Patrimonio religioso

In stile gotico catalano, il santuario, noto semplicemente come chiesa di Santa Maria, sorge nel l’omonimo rione e custodisce interessanti elementi decorativi.

Superato il portico a tre archi, sormontato da un tetto a capanna, nella chiesa di Santa Maria si osserva il portale principale in pietra calcarea che incornicia il portone ligneo cinquecentesco, il tutto sormontato da una lunetta contenente l’affresco della Deposizione delle tre Marie. All’interno la chiesa è suddivisa in due navate.

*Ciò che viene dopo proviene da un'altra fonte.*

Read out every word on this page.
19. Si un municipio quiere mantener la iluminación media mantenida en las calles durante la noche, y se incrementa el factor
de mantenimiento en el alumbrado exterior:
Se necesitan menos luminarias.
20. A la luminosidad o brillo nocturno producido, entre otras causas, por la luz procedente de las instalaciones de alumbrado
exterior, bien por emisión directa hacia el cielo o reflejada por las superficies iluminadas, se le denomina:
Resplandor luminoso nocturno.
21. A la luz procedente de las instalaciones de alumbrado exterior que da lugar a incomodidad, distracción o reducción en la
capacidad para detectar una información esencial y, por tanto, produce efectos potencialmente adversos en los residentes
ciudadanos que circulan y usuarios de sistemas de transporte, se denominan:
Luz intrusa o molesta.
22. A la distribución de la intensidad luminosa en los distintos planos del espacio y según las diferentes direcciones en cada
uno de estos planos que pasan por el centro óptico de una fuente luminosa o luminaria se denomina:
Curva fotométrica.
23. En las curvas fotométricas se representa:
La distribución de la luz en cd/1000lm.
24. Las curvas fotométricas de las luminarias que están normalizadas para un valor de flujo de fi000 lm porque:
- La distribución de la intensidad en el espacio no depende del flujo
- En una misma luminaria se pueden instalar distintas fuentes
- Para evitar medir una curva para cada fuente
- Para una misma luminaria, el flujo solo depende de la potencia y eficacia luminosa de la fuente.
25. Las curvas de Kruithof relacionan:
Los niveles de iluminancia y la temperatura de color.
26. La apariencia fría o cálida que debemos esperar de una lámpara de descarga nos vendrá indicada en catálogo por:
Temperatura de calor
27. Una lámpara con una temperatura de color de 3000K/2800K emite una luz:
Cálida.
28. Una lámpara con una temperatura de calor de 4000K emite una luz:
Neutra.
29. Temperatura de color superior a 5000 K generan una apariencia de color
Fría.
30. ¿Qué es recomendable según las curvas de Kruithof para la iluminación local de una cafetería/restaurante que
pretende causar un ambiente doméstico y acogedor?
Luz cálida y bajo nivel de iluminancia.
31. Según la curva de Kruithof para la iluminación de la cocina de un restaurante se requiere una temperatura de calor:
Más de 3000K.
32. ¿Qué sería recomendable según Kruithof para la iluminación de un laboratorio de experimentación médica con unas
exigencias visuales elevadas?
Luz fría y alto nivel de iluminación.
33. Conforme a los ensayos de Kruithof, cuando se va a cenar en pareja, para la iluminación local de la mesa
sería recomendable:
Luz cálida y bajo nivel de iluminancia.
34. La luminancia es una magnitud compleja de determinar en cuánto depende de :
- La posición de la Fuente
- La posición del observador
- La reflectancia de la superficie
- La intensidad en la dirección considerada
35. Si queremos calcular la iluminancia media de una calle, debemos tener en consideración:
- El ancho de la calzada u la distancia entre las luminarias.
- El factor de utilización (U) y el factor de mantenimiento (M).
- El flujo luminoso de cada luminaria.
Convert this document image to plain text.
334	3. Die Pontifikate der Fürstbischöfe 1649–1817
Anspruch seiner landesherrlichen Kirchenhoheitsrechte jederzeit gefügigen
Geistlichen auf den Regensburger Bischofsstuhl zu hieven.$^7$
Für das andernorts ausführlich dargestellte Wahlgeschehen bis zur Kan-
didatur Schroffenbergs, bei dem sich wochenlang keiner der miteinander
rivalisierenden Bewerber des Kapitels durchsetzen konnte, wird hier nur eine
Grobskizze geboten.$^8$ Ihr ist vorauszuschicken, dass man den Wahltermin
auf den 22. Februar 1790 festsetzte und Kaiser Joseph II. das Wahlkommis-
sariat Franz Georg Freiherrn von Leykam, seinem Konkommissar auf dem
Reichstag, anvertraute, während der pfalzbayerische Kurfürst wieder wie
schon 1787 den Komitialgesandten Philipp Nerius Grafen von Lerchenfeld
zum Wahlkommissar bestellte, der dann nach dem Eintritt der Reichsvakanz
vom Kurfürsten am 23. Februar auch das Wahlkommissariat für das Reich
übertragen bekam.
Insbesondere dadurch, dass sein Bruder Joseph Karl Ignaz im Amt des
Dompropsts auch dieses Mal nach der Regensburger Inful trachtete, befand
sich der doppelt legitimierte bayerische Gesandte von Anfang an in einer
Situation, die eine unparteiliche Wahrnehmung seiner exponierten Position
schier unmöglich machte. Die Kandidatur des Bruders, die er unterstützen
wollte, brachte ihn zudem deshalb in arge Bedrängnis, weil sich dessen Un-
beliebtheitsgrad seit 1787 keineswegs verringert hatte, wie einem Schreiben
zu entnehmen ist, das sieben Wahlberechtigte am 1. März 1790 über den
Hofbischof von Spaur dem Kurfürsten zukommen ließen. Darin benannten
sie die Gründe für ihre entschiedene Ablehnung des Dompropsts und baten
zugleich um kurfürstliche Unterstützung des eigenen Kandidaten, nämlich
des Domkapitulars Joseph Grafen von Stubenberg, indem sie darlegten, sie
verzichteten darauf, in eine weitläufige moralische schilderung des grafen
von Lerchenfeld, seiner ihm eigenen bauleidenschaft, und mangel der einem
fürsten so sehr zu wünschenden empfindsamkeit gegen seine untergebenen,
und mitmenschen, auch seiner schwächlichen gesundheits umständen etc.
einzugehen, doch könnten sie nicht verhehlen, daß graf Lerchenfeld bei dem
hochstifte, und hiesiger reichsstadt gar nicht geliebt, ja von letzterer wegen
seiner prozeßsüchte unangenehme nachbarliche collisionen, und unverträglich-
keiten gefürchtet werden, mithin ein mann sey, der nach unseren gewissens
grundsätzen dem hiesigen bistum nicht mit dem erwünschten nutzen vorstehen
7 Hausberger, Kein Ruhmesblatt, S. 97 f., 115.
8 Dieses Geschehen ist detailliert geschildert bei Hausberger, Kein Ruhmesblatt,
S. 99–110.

Lascia senza fiato il soffitto a cassettoni ottagonali in legno policromo dorato e intagliato. Pregevole anche l’altare barocco decorato a stucco con uno sportello dorato al cui interno un’urna custodisce la reliquia del sangue di Cristo riposta da monsignor Bonaventura Claverio (1656).

Una imponente statua della Vergine su trono con il Bambino sulle ginocchia, decora l’altare della Nella chiesa di Santa Maria. Tra le altre opere conservate: un olio su tela raffigurante la Madonna delle Grazie con san Francesco e san Patrizio (1582), un quadro che ritrae la Madonna tra i santi Francesco e Rocco (seconda metà del VI secolo) e un dipinto che rappresenta l’Adorazione dei pastori (XVII secolo).